Когда моя подруга хотела пройти в комнату, солдат вынул ключ из двери и мы, боясь, что нас запру, заявили, что подождем во дворе. Там мы прождали часа два, а затем нам приказали вымыть пол в комнате, где нас принимал солдат. Из эпизодов, которые с нами произошли в то время, когда мы находились на работе могу рассказать следующее: по приходе нашем в «Асторию» моя подруга Хохловкина заявила солдату, что она знает, что ходить на работы принуждают евреи. Находившийся тут же второй человек, по-видимому помощник комиссара – еврей по национальности (солдат был комиссаром), раскричался на нее и в конце концов заявил, что Хохловкина будет арестована, если скажет хоть одно слово против евреев. Далее, во время моего разговора с солдатом, когда я протестовала против принуждения к работам и удивлялась почему нам не предоставляют места в канцелярии, солдат приблизился ко мне, а к Хохловкиной какой-то матрос и оба они обещали предоставить нам места в канцелярии, если мы выпьем с ними вина и будем затем некоторое время встречаться с ними. Вообще нужно сказать, что с молодыми женщинами они были любезны, назначали их на более легкие работы, а над пожилыми они издевались страшно, хотя и не были.

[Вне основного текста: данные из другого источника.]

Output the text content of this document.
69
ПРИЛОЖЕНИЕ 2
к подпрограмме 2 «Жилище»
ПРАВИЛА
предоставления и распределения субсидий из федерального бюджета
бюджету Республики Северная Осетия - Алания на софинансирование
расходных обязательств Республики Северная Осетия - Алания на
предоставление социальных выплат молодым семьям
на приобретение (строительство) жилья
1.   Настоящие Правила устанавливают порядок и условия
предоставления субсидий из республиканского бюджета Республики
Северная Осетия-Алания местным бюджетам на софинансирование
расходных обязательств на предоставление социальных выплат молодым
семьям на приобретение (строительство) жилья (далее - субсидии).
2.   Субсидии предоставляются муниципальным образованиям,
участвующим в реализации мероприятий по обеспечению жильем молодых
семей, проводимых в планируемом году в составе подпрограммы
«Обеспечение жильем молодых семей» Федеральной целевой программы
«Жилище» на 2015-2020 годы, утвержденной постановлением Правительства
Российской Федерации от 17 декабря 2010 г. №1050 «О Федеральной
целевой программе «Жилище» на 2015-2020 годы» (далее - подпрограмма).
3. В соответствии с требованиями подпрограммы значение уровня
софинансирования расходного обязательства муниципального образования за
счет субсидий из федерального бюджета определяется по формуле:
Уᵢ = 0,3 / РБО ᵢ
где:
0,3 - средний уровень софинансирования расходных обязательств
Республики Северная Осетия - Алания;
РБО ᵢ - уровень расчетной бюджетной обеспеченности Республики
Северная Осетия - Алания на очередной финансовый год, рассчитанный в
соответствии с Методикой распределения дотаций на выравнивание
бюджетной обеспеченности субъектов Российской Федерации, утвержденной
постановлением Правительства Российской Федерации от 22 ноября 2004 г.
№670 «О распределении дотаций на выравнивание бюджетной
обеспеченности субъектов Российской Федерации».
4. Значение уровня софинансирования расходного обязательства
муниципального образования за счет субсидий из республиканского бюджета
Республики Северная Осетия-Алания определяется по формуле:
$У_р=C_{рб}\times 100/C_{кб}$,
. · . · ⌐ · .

Особенно издевались они над полными и старыми женщинами, назначая их в то же время на более тяжелые работы.
Когда мы пришли в помещение «Астории» мы не знали, кто там находится, но впоследствии узнали, что там помещается какое-то военное учреждение, кажется подводное плавание. До 5-го Комиссариата мы так в тот раз и не дошли и только видели как оттуда повели человек двадцать мужчин и женщин – стариков и молодых, которых отправили на железную дорогу мыть вагоны. После этого случая меня привлекли тем же порядком через милицию к принудительным работам еще пять раз, но новых издевательств не производили»[ix].
В борьбе с произволом военных гражданские власти были бессильны, и только фиксировали характерные проявления, информируя о них центральные органы.
Красная гвардия в Симферополе. 1919. Фото из книги «Крымский щит России» (Симферополь, 2019)
«Войсковые части прямо на вокзале забирали прибывающие хлеб, сахар и бензин, зачастую предназначенные для города», — докладывал заведующий финансовым отделом совнархоза Абрам Галлоп на заседании Симферопольского Ревкома[x].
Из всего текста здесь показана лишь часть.